The Congress on Thursday attacked the Rashtriya Swayamsevak Sangh (RSS) after a former pracharak (worker) claimed in an affidavit that he participated in a bomb-making camp a year before the 2004 Lok Sabha election and was asked to take ‘responsibility for carrying out maximum bomb blasts in various parts in the country’. Congress spokesperson Pawan Khera shared a copy of the affidavit on Twitter.


Hindustan Times is unable to independently verify the affidavit and neither the RSS nor the Bharatiya Janata Party has commented on the allegation at the time of writing this.


Congress leader Khera shared a video of the pracharak – Yashwant Shinde – and claimed the affidavit reveals ‘horrific information about the Sangh’s anti-national activities’. “How a conspiracy was hatched to bomb the entire country, who were involved in it,” he tweeted.


In the affidavit – filed in a court in Maharashtra’s Nanded – Shinde claimed to have worked for the RSS (the BJP’s ideological mentor) and right-wing outfits Vishwa Hindu Parishad and Bajrang Dal in various capacities at both state and national levels.

Shinde said he went to Jammu in 1994 after reading about atrocities meted out to Kashmiri Pandits and was appointed as ‘vistarak’ of Rajouri and Jawaharnagar. Annoyed by the statement of then Jammu and Kashmir chief minister Farooq Abdullah, Shinde said he hit the National Conference leader in his face, and was arrested and taken to Rajouri police station.

He claimed to have been granted bail after 12 days and that he was arrested for a second time under the Public Safety Act. He said he was released after four months and acquitted by the court in 1998. A year later he said he was in Maharashtra when the RSS’ Indresh Kumar allegedly told him to round up some boys and take them to Jammu to be trained in the use of modern weapons. Shinde claimed he took Himanshu Panse, a full-time VHP worker, and his seven friends and that they ‘received training in modern weaponry’.


In the seven-page affidavit, Shinde names several RSS and VHP functionaries and claims their involvement at many levels of planning and executing a bomb blast. He claims he received a message in July 2003 about a meeting at Gol Deul in the Khetwadi area in South Mumbai.
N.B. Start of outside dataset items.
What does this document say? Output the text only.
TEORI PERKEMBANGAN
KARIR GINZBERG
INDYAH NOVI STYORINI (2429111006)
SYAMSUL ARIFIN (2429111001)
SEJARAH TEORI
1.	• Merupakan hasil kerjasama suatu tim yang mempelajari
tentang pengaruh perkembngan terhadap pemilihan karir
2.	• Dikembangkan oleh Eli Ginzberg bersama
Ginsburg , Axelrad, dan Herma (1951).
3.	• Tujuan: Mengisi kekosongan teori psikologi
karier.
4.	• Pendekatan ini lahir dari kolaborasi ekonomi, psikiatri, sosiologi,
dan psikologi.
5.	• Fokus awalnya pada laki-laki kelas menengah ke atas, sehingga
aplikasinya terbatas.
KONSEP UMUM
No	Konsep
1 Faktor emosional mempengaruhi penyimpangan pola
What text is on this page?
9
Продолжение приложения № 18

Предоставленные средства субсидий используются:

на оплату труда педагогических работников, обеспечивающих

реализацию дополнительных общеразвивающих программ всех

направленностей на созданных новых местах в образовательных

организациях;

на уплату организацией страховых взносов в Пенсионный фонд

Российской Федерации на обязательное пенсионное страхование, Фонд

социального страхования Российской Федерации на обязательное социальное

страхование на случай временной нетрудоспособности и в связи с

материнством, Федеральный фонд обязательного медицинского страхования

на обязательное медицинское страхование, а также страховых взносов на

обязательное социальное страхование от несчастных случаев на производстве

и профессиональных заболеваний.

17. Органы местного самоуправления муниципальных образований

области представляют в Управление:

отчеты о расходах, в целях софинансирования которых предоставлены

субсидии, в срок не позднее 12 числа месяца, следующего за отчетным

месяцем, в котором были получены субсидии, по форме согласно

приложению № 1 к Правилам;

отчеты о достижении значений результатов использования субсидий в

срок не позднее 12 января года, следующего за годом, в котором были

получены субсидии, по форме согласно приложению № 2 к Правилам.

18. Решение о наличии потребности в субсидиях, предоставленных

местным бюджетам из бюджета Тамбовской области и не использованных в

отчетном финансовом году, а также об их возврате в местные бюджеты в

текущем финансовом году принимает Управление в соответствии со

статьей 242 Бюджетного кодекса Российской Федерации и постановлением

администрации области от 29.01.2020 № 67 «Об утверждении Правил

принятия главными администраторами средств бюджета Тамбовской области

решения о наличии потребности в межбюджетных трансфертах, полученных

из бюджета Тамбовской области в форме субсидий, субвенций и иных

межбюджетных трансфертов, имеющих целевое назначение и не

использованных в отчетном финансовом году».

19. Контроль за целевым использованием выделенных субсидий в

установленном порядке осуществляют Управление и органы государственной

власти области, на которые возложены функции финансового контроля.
“He went for the meeting at the given time. There were only two persons. They were members of RSS and were close associates of Milind Parande, who was the leader of VHP, Maharashtra Prant. These two persons informed the applicant that a training camp in bomb-making was going to be organised shortly and thereafter, there was a plan to cause bomb blasts throughout the country,” the affidavit read.

“They put forth the proposal that he should take responsibility for carrying out maximum bomb blasts in various parts in the country. He was shocked but did not show (it) on his face and asked them in a lighter vein whether it was a preparation for 2004. They did not answer.”


Shinde also claims that he did not approve but did not express that disapproval openly. He decided to pretend to be ‘part of the conspiracy’ so he could identify the persons involved.


“It was a three-day camp in a resort at the foot of Sinhagad Fort. About 20 youths from Aurangabad, Jalgaon, Nanded, etc districts of Maharashtra were present for the training.”


Former Madhya Pradesh chief minister and Congress Rajya Sabha MP Digvijaya Singh said Shinde’s affidavit had taken courage and the people named have ‘criminal tendencies’. After this statement, Yashwant’s life may be in danger. Commissioner of Police Mumbai should immediately make adequate arrangements for Yashwant’s security.”